Stealing from the Saracens: How Islamic Architecture Shaped Europe
Tom Verde
Diana Darke.
2020, C. Hurst & Company, 978-1-78738-305-0, £25 hb.
Gothic architecture, with its stained glass and soaring, pointed arches, is a towering architectural and engineering achievement of medieval Western Christendom. While its symbolism is celestial, its techniques and motifs were developed “out of a succession of influences that started in the Middle East and Muslim Andalusia,” points out the author, whose extensive experience, particularly in Syria, provides the foundation of this richly illustrated, accessible account of the journeys (via commerce and conflict, mostly) of the architectural elements that came to define the Gothic.
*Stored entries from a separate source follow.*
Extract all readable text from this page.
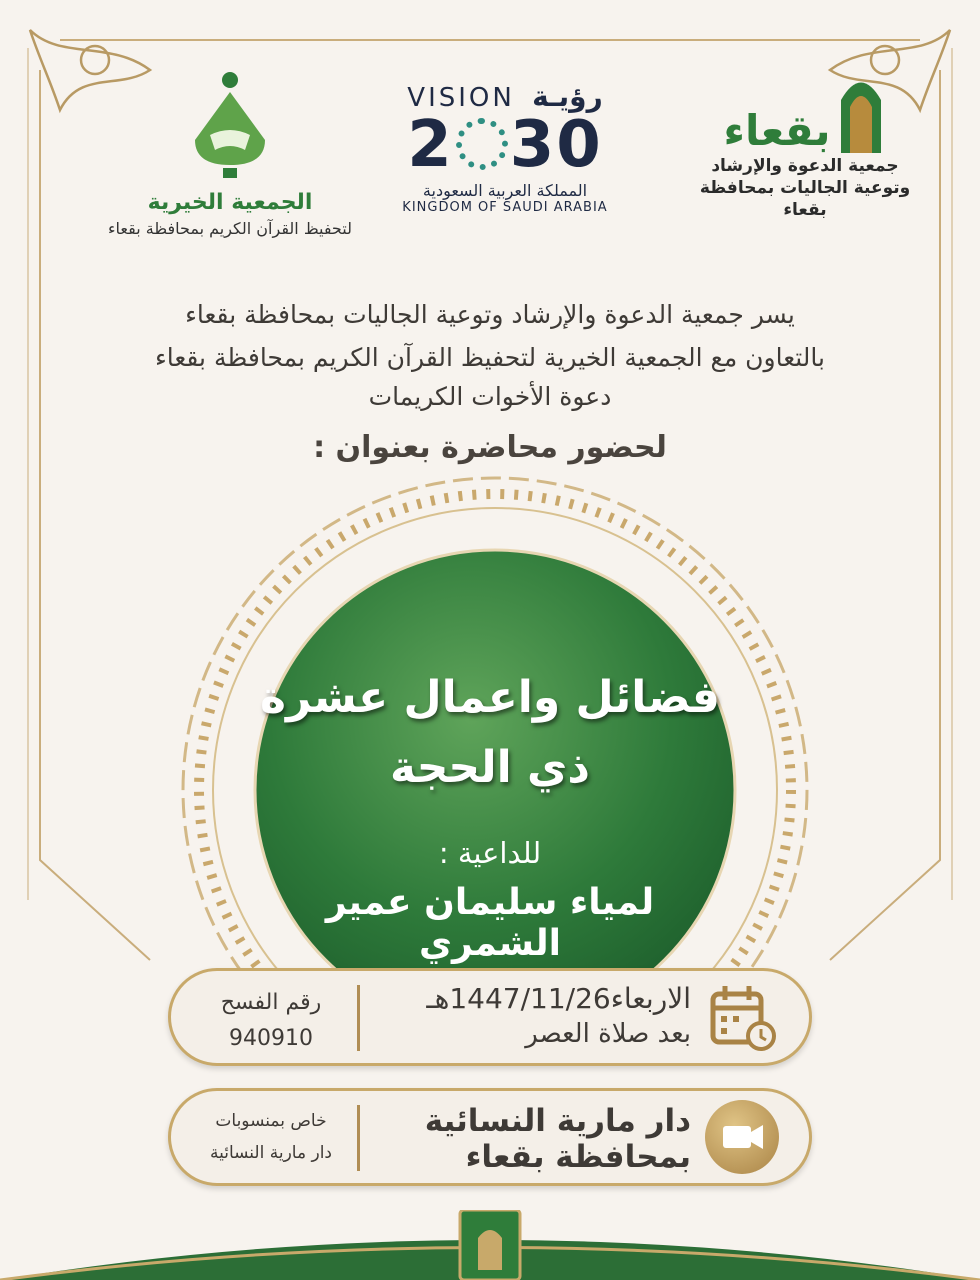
الجمعية الخيرية
لتحفيظ القرآن الكريم بمحافظة بقعاء
VISION رؤيـة
2 30
المملكة العربية السعودية
KINGDOM OF SAUDI ARABIA
بقعاء
جمعية الدعوة والإرشاد
وتوعية الجاليات بمحافظة بقعاء
يسر جمعية الدعوة والإرشاد وتوعية الجاليات بمحافظة بقعاء
بالتعاون مع الجمعية الخيرية لتحفيظ القرآن الكريم بمحافظة بقعاء
دعوة الأخوات الكريمات
لحضور محاضرة بعنوان :
فضائل واعمال عشرة
ذي الحجة
للداعية :
لمياء سليمان عمير الشمري
الاربعاء1447/11/26هـ
بعد صلاة العصر
رقم الفسح
940910
دار مارية النسائية
بمحافظة بقعاء
خاص بمنسوبات
دار مارية النسائية
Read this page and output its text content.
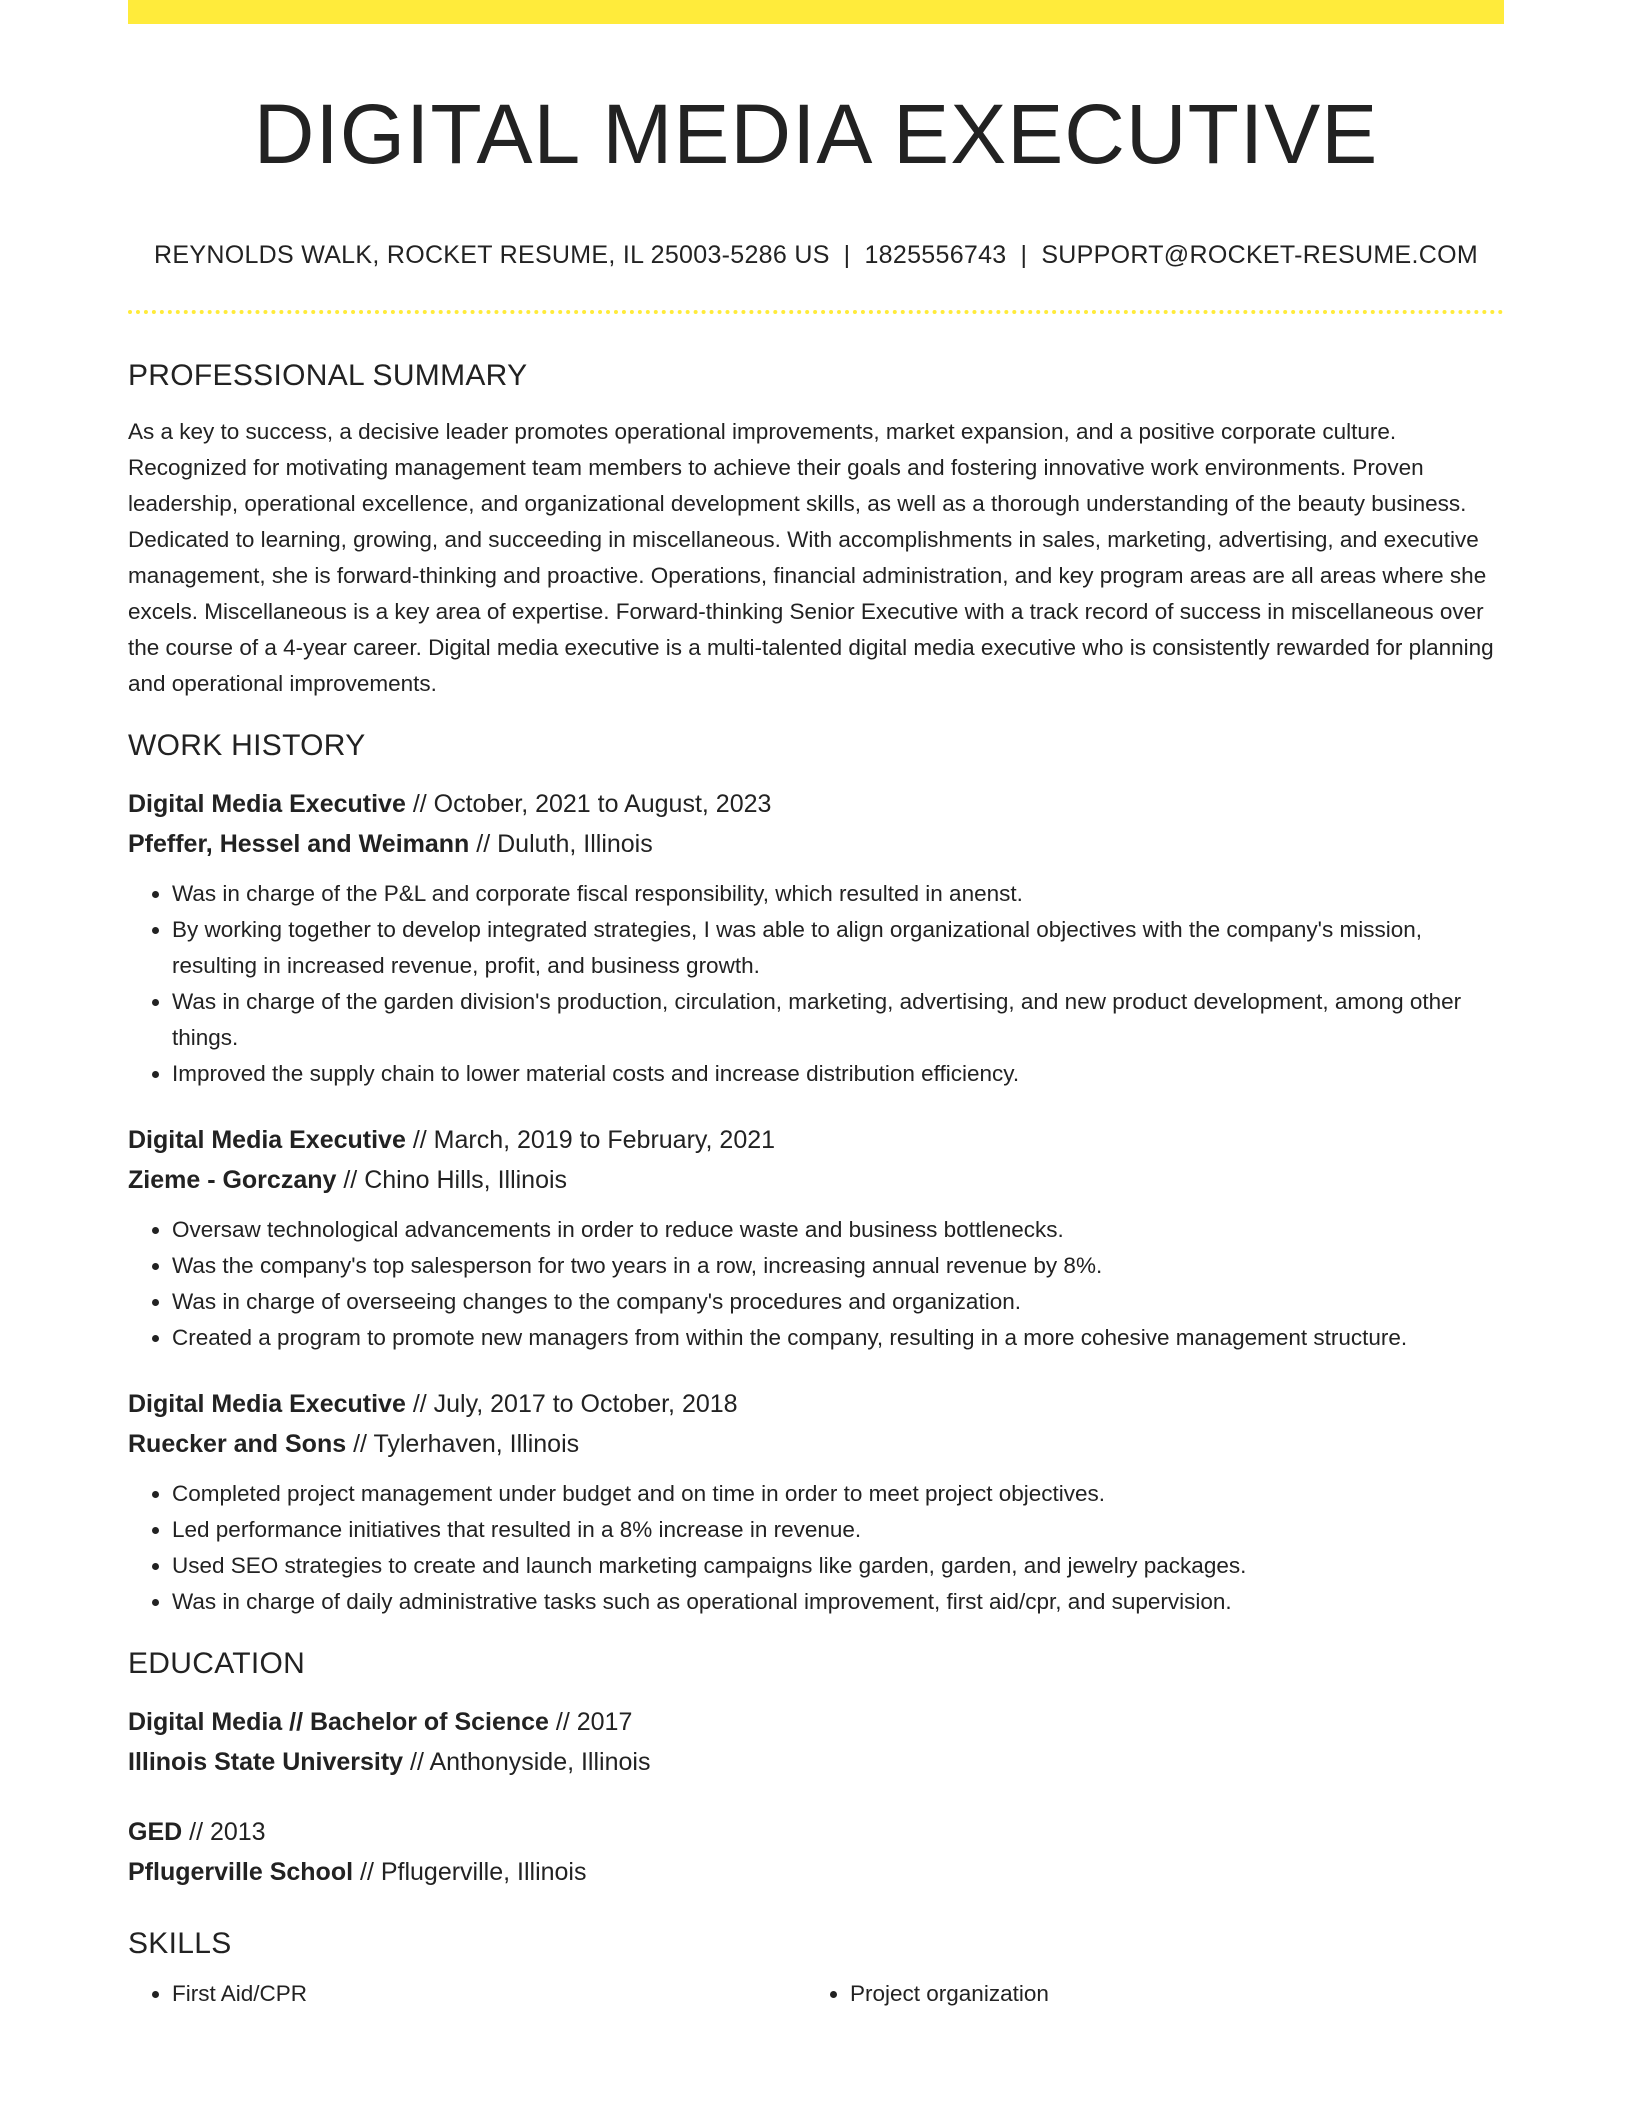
DIGITAL MEDIA EXECUTIVE
REYNOLDS WALK, ROCKET RESUME, IL 25003-5286 US | 1825556743 | SUPPORT@ROCKET-RESUME.COM
PROFESSIONAL SUMMARY
As a key to success, a decisive leader promotes operational improvements, market expansion, and a positive corporate culture. Recognized for motivating management team members to achieve their goals and fostering innovative work environments. Proven leadership, operational excellence, and organizational development skills, as well as a thorough understanding of the beauty business. Dedicated to learning, growing, and succeeding in miscellaneous. With accomplishments in sales, marketing, advertising, and executive management, she is forward-thinking and proactive. Operations, financial administration, and key program areas are all areas where she excels. Miscellaneous is a key area of expertise. Forward-thinking Senior Executive with a track record of success in miscellaneous over the course of a 4-year career. Digital media executive is a multi-talented digital media executive who is consistently rewarded for planning and operational improvements.
WORK HISTORY
Digital Media Executive // October, 2021 to August, 2023
Pfeffer, Hessel and Weimann // Duluth, Illinois
• Was in charge of the P&L and corporate fiscal responsibility, which resulted in anenst.
• By working together to develop integrated strategies, I was able to align organizational objectives with the company's mission, resulting in increased revenue, profit, and business growth.
• Was in charge of the garden division's production, circulation, marketing, advertising, and new product development, among other things.
• Improved the supply chain to lower material costs and increase distribution efficiency.
Digital Media Executive // March, 2019 to February, 2021
Zieme - Gorczany // Chino Hills, Illinois
• Oversaw technological advancements in order to reduce waste and business bottlenecks.
• Was the company's top salesperson for two years in a row, increasing annual revenue by 8%.
• Was in charge of overseeing changes to the company's procedures and organization.
• Created a program to promote new managers from within the company, resulting in a more cohesive management structure.
Digital Media Executive // July, 2017 to October, 2018
Ruecker and Sons // Tylerhaven, Illinois
• Completed project management under budget and on time in order to meet project objectives.
• Led performance initiatives that resulted in a 8% increase in revenue.
• Used SEO strategies to create and launch marketing campaigns like garden, garden, and jewelry packages.
• Was in charge of daily administrative tasks such as operational improvement, first aid/cpr, and supervision.
EDUCATION
Digital Media // Bachelor of Science // 2017
Illinois State University // Anthonyside, Illinois
GED // 2013
Pflugerville School // Pflugerville, Illinois
SKILLS
• First Aid/CPR
•	Project organization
Square minarets, like those of Damascus’s eighth-century-CE Umayyad mosque, themselves inspired by Byzantine-era Syrian churches, provided models for Western church towers—a debt acknowledged by renowned 17th- and 18th-century English architect Christopher Wren, who observed that the “Gothic style should more rightly be called the Saracen style.” (“Saracen” was then a common European name for Arabs.) The trail of the pointed arch, whose development allowed structures to reach previously unattainable heights, was a “dominant motif” of medieval Abbasid Islamic architecture that drifted from Iraq to Egypt and over to Italy and then to France and the rest of Europe. A glossary helps the general reader enjoy this book that examines the full extent of the Arab world’s influence on what became an iconic Western architectural tradition.